JAKARTA, AKURATNEWS -Sidang lanjutan dugaan tindak pidana korupsi minyak goreng yang dilakukan Selasa (06/12) menghadirkan tiga saksi ahli, yakni Prof. Dr. Agus Surono, S.H., M.H., selaku ahli pidana, Wiko Saputra selaku ahli tata niaga dan sawit, dan Irwan Haryanto selaku ahli IT Forensik.
Dalam sidang tersebut saksi ahli tata niaga minyak goreng dan kelapa sawit, Wiko Saputra mengatakan bahwa masalah utama dari kelangkaan ini adalah jalur distribusi yang tidak sampai ke konsumen. “Saya tidak turun langsung ke lapangan, tetapi berdasarkan fakta yang ada, barang tersedia tidak banyak baik dari pengecer maupun penimbun,” katanya.
Wiko menambahkan bahwa akibat dari kelangkaan tersebut membuat konsumen panik. Ketika barang masuk, konsumen dengan tingkat daya beli yang tinggi menimbun minyak goreng sehingga konsumen dengan tingkat daya beli rendah, tidak mendapatkan minyak goreng tersebut. Hal itu diperkuat oleh saksi ahli pidana, Agus yang membenarkan bahwa akibat kelangkaan Migor salah satunya adalah distribusi dan panic buying, bukan tentang aspek produksi.
Dalam sidang keterangan BAP saksi ahli, Agus nomor 11 dan 12 cukup ulet diperbincangkan. Disebutkan berdasarkan hasil penyelidikan, terdapat fakta bahwa ditemukan adanya indikasi penyimpangan penerbitan Persetujuan Ekspor (PE) yang dilakukan oleh Kementerian Perdagangan bersama pelaku ekspor CPO oleh Olein (Minyak Goreng) dengan 324 PE terhadap 88 perusahaan, yang mana ketiga perusahaan yang telah menjadi terdakwa termasuk di dalamnya.
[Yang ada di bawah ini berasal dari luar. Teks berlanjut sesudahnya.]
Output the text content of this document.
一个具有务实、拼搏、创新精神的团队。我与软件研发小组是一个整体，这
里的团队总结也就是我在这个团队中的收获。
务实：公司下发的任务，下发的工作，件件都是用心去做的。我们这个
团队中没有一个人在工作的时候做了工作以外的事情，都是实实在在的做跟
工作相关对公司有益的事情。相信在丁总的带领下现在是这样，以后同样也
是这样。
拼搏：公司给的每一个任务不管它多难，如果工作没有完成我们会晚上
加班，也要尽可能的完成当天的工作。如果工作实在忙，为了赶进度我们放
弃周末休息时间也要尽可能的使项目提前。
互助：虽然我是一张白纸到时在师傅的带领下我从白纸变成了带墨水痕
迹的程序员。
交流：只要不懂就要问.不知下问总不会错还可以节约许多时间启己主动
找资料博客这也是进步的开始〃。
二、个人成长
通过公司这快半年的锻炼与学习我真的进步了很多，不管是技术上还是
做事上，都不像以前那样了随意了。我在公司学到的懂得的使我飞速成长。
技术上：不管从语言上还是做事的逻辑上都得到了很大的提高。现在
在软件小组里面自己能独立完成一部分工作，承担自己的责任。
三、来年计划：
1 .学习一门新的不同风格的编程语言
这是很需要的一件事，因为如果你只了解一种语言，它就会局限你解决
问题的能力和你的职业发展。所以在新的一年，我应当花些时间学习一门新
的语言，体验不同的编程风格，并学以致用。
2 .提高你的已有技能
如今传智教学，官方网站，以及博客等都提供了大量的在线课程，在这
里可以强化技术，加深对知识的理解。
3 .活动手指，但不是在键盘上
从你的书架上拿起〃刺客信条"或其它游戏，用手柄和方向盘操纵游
Dalam hal ini, terdakwa Togar menyampaikan tertulis dalam BAP Saksi Ahli nomor 12, “Karena tidak memenuhi syarat seharusnya ditolak izinnya dan dilampirkan seluruh izinnya.” ujar Saksi Agus dalam kesaksiannya di PN Jakpus.
Hal tersebut kemudian menimbulkan pertanyaan baru dari salah satu terdakwa, Togar yang menanyakan “Apakah hanya 3 perusahaan saja yang Prof katakan DMO-nya tidak terpenuhi?”
“Saya menyampaikan pendapat terkait 3 perusahaan yang dimaksud karena saya disajikan fakta terkait dengan ketiga ini oleh JPU. Saya tidak memiliki kewenangan khusus untuk mengatakan bahwa hanya tiga yang menjadi tersangka karena itu kewenangan dari penyidik” jelas Agus.
Mengenai illegal gain, Agus mengonfirmasi bahwa tidak ada dasar hukum di Indonesia mengenai illegal gain. “Sejauh ini saya juga belum melihat dan mendengar tentang perhitungan illegal gain saya tidak tahu karena itu bukan kompetensi saya.” tambah Agus.